George A. Akerlof WF ’62, Nobel Laureate in Economics; Koshland Professor of Economics, University of California at Berkeley

As a junior faculty member, George Akerlof realized that traditional economics alone could not explain all economic transactions. His insightful early work led to his 2001 Nobel Prize. Creativity and interdisciplinary breadth have been his signature ever since.

Now Koshland Professor of Economics at UC-Berkeley, Dr. Akerlof wrote his landmark paper “The Market for Lemons” in 1966–67, his first year on Berkeley’s economics faculty. He argued that, when a seller knows more than a buyer about the quality of goods (as with a “lemon” on the used-car market), this asymmetry can make the market collapse. One journal called the paper “trivial.” Another concluded that, were he correct (and he could not possibly be), “economics would be different.”

Finally published in 1970, the paper spurred a new understanding of asymmetrical markets that garnered Dr. Akerlof the Nobel 31 years later, along with Michael Spence of Stanford and Joseph Stiglitz of Columbia. The latter had been his doctoral classmate at M.I.T., during an era he calls “a great deal of fun.”

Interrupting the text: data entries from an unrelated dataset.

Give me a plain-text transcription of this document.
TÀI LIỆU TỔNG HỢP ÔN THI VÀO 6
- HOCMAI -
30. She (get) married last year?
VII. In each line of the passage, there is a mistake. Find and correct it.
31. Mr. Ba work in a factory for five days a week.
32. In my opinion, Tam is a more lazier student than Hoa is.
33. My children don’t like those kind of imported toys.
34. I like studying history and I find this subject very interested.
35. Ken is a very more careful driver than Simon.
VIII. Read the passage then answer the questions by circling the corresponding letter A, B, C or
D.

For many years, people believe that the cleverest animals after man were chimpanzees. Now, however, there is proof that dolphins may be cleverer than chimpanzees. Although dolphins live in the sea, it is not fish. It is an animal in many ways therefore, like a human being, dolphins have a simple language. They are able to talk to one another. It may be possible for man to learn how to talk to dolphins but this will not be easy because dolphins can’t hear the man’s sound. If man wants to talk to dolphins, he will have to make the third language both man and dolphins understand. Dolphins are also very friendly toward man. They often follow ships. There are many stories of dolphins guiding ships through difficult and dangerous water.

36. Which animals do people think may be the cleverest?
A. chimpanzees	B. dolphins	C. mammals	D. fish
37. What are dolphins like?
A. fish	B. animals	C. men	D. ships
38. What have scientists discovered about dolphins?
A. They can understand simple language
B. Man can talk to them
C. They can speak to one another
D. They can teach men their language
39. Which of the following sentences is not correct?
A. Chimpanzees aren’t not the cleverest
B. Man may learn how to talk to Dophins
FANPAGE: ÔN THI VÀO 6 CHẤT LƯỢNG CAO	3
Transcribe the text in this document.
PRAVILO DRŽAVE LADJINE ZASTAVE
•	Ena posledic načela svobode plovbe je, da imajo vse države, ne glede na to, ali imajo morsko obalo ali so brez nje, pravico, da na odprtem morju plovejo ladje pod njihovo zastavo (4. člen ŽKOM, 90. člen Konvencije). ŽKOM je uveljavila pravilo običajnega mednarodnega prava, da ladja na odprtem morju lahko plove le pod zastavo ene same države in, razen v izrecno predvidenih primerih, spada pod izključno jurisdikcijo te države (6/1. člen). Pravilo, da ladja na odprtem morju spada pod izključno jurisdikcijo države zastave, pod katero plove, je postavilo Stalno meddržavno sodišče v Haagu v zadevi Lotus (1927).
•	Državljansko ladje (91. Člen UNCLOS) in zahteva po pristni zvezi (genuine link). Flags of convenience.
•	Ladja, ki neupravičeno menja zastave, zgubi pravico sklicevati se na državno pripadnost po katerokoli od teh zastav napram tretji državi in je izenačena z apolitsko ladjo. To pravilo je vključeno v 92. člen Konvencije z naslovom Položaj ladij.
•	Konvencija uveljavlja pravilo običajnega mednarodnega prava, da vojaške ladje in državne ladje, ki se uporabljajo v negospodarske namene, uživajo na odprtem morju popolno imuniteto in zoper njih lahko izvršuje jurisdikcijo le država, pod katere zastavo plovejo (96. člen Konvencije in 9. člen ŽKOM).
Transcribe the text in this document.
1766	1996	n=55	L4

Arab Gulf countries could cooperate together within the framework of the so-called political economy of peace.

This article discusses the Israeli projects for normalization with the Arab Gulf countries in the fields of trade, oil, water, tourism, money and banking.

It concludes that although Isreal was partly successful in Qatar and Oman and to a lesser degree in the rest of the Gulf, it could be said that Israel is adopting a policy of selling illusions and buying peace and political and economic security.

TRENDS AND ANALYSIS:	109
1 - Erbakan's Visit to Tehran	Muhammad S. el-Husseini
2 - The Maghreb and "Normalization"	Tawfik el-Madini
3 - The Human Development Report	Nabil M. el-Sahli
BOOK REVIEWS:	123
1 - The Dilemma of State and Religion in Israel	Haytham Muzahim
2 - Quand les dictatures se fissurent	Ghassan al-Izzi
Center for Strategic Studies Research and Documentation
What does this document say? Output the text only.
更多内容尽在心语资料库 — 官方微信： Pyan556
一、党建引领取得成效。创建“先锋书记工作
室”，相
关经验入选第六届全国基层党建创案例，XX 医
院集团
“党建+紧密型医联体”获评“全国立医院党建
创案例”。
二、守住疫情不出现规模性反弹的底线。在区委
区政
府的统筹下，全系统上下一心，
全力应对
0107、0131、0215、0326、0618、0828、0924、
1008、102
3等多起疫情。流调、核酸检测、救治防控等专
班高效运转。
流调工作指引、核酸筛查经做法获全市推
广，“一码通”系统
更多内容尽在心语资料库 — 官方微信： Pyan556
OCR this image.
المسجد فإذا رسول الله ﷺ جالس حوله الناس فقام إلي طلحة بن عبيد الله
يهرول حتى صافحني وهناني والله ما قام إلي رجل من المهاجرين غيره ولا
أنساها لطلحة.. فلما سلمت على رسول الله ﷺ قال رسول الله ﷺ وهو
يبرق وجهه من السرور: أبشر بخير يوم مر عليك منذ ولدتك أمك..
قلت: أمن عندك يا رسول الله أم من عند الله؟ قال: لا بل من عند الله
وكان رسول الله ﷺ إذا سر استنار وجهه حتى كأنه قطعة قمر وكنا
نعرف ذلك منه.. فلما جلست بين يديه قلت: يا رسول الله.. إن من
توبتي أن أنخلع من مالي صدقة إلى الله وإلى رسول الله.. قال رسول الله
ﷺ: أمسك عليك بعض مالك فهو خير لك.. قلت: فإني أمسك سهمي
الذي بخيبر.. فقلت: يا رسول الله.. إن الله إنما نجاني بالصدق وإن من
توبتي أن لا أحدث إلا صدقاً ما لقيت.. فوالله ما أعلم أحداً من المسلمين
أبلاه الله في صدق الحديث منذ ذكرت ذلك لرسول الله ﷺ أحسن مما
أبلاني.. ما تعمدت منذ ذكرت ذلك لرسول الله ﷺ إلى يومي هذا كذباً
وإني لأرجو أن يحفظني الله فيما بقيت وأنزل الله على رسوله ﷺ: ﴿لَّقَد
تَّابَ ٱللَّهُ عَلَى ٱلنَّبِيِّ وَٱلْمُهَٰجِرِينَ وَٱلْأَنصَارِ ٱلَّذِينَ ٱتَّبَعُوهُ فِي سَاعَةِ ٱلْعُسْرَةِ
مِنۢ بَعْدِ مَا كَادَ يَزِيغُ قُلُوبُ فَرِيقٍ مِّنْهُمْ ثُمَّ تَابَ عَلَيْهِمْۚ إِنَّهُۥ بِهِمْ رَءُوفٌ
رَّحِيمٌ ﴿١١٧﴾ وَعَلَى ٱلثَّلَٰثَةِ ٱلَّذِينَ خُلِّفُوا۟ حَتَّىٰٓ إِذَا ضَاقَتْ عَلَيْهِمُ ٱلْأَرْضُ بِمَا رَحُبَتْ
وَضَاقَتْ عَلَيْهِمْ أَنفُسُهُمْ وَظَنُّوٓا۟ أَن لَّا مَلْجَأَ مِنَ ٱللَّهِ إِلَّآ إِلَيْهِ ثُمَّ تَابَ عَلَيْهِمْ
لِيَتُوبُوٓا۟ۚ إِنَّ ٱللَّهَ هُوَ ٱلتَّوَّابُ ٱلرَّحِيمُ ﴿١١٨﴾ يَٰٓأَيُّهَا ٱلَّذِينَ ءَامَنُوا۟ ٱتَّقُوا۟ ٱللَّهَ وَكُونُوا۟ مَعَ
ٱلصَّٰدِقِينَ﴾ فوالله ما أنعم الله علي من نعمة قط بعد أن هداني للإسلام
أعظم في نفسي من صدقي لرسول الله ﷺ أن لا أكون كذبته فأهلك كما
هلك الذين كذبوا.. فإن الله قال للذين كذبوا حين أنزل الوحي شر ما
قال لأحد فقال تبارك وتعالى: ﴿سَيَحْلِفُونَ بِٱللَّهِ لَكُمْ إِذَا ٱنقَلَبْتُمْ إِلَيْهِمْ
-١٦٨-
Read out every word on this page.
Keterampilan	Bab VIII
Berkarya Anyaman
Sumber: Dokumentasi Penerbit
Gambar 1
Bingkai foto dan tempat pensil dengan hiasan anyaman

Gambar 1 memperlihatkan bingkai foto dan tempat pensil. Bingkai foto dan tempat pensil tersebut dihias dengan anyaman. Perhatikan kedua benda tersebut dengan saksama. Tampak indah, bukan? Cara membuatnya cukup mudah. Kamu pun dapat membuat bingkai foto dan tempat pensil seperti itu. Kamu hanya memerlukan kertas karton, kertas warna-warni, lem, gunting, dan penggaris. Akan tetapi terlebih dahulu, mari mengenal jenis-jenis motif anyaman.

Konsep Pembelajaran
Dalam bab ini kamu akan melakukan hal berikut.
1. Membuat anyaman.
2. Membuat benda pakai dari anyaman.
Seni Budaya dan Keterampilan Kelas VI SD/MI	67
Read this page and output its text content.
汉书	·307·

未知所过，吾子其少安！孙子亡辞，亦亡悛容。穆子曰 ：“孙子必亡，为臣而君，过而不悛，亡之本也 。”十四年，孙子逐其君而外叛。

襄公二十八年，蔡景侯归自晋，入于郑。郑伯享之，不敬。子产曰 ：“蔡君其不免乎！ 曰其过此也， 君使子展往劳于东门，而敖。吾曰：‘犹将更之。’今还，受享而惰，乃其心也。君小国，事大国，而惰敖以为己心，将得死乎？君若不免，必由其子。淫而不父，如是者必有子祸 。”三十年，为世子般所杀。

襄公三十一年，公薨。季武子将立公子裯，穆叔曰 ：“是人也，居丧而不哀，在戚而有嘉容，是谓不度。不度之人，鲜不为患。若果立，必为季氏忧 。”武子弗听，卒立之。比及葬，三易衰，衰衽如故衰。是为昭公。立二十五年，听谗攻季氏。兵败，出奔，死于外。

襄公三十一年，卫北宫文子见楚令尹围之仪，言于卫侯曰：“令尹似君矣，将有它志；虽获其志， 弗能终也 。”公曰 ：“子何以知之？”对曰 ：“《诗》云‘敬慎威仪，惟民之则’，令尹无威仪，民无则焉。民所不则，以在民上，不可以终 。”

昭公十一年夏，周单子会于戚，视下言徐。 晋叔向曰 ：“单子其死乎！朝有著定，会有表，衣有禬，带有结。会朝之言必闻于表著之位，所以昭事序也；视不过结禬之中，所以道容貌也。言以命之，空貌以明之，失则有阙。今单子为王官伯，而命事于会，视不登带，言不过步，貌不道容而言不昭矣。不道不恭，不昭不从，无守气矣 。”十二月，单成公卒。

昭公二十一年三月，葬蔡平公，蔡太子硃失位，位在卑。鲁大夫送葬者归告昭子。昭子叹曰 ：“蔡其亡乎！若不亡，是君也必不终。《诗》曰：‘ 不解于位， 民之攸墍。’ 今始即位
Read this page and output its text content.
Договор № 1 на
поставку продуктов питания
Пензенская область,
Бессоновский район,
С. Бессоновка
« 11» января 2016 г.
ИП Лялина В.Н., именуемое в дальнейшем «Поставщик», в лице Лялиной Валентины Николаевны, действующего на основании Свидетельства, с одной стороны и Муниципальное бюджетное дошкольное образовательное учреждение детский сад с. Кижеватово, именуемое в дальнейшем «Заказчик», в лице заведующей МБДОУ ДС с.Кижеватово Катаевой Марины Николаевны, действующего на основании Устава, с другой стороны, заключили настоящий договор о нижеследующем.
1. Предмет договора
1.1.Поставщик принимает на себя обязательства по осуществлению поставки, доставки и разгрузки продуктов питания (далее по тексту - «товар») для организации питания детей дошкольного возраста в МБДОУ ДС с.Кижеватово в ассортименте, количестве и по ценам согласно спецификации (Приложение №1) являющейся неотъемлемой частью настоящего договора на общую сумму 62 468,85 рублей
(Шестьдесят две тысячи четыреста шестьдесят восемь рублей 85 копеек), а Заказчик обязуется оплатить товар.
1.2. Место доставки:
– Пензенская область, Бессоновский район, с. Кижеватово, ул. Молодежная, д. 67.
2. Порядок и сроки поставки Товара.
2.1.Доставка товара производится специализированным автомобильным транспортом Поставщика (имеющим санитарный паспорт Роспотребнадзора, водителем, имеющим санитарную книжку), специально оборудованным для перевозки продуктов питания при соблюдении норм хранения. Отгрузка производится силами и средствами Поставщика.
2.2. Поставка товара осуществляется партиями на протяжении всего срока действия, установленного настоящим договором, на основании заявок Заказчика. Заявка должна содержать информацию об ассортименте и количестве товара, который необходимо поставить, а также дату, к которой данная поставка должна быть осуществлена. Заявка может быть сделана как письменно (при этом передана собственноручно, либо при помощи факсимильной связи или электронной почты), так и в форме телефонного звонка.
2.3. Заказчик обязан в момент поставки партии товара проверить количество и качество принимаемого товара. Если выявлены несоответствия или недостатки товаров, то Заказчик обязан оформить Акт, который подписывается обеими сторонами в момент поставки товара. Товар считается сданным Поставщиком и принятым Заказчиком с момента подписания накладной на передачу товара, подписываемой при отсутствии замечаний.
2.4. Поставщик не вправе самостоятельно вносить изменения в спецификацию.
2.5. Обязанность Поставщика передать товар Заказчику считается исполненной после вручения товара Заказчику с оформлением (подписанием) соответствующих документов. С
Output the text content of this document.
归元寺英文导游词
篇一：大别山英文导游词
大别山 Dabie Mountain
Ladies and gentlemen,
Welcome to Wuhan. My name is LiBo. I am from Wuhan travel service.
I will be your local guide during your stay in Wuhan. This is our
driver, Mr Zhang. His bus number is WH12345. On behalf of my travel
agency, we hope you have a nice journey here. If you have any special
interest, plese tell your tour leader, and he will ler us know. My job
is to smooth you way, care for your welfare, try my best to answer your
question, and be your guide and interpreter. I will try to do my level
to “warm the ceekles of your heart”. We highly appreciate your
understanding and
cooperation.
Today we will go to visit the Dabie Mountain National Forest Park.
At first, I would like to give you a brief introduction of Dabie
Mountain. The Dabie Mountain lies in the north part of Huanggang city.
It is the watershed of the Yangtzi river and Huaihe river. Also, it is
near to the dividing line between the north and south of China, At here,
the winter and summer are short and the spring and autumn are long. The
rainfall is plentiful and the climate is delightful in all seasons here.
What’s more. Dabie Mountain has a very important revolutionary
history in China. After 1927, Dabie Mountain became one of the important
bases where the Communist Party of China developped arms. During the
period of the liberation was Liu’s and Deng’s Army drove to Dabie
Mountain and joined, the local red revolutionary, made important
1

“The Woodrow Wilson Fellowship allowed me to go to M.I.T. and be financially well supported, no small thing,” he says.

Since childhood, Dr. Akerlof explains, he had been interested in unemployment, which haunted his family during the 1950’s as his father moved between jobs in chemistry. Considering what unemployment in one family could mean for all families led him to the basics of Keynesian economics. “In some sense,” he writes, “I began work on unemployment theory when I was 12.”